Contractors are typically responsible for designing, implementing, and monitoring water treatment systems on their projects. Given the minimal information that is typically provided by project owners, this task presents a serious challenge. The operation of the system itself may seem simple compared with the planning necessary during the pre-construction phase. However, these challenges can be met through careful and timely preparation. The most crucial questions to be answered are:
- Where to discharge? Sanitary sewer? Waters of the state?
- Which agency is responsible for regulating the discharge? How long does it take to acquire a permit from that agency? What is the cost?
- What is the estimated flow rate?
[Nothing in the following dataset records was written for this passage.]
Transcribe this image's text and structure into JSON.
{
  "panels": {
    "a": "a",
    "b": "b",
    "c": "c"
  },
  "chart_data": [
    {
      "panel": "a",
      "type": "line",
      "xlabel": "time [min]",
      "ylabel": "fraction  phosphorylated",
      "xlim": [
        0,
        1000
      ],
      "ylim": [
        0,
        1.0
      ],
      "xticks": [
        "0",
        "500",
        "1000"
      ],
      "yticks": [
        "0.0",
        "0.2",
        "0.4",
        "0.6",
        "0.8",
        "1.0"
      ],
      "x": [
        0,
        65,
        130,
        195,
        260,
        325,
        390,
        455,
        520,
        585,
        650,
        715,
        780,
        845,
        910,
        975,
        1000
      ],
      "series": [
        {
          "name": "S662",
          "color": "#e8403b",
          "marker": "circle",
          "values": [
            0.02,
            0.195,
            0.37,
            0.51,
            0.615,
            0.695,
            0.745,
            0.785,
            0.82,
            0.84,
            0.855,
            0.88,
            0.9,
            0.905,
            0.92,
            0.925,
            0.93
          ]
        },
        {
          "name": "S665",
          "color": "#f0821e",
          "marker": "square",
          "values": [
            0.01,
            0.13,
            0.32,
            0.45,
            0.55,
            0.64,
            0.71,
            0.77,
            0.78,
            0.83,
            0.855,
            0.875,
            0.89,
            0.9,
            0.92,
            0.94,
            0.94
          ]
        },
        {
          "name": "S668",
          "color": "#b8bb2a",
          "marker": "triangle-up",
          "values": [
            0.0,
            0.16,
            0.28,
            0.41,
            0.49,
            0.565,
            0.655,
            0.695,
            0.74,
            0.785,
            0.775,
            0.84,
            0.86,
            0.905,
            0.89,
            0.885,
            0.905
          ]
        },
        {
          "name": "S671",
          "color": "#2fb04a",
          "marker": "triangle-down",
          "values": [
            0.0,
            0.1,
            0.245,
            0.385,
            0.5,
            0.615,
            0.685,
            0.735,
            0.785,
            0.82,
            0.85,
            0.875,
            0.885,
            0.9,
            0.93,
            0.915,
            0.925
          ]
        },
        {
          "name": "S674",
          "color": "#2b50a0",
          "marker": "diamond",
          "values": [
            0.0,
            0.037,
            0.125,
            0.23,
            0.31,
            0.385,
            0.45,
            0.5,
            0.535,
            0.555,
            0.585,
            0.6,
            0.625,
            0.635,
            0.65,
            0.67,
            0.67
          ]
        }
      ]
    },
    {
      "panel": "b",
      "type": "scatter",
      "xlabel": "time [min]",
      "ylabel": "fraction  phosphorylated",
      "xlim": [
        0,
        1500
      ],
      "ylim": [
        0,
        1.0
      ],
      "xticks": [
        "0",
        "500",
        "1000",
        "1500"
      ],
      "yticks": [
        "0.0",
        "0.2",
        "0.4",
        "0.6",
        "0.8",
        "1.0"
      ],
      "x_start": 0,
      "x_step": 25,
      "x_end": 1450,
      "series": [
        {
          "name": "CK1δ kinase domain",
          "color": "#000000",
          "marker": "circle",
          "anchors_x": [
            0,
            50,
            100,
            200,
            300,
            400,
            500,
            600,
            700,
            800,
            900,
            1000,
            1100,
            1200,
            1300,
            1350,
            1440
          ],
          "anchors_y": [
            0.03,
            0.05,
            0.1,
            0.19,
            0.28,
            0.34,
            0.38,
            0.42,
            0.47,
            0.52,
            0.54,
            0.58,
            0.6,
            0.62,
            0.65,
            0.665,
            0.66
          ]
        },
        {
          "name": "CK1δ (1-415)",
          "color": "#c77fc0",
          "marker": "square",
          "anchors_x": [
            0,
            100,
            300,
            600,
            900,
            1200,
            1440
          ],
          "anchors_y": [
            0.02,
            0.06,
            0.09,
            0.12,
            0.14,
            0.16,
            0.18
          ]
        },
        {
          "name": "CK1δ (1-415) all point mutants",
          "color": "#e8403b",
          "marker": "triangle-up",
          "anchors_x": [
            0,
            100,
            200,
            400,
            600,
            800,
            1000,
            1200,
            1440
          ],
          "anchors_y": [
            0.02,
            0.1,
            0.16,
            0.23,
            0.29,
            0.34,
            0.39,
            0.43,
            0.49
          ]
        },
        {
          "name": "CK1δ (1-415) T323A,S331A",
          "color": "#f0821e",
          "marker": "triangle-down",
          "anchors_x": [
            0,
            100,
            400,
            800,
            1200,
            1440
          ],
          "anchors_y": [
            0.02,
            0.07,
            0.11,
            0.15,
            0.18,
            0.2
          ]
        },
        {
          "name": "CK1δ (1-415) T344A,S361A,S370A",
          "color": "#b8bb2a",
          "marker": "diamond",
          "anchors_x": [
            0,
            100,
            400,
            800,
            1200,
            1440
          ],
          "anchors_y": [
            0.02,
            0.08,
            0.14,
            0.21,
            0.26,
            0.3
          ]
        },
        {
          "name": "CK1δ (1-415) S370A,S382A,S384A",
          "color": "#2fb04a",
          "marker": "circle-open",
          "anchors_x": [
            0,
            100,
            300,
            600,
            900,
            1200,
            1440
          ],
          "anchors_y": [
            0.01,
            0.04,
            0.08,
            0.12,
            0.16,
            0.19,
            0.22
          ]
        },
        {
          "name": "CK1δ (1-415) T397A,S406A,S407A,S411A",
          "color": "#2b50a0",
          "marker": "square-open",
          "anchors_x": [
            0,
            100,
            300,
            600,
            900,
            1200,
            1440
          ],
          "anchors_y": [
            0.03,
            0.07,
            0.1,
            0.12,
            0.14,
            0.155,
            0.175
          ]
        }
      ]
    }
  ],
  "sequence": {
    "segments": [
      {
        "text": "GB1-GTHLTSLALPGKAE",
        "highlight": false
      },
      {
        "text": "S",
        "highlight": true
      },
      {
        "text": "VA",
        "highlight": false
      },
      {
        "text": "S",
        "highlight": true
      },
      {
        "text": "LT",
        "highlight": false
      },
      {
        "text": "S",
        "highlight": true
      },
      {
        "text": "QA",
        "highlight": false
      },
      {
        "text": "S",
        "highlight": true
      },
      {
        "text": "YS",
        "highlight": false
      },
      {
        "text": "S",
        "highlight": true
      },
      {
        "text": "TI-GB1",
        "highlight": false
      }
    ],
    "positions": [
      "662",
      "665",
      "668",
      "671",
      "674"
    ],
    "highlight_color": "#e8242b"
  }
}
Will flow rate decrease over time?
- What is the expected water quality, and discharge limits?
These questions should be answered carefully so that appropriate options can be compared, and the project moves forward in the right direction. System design, permit application, and implementation of a water treatment system can take 6 months or more. Pre-construction planning will minimize project delays associated with installation of a water treatment system, and create positive outcomes for all parties.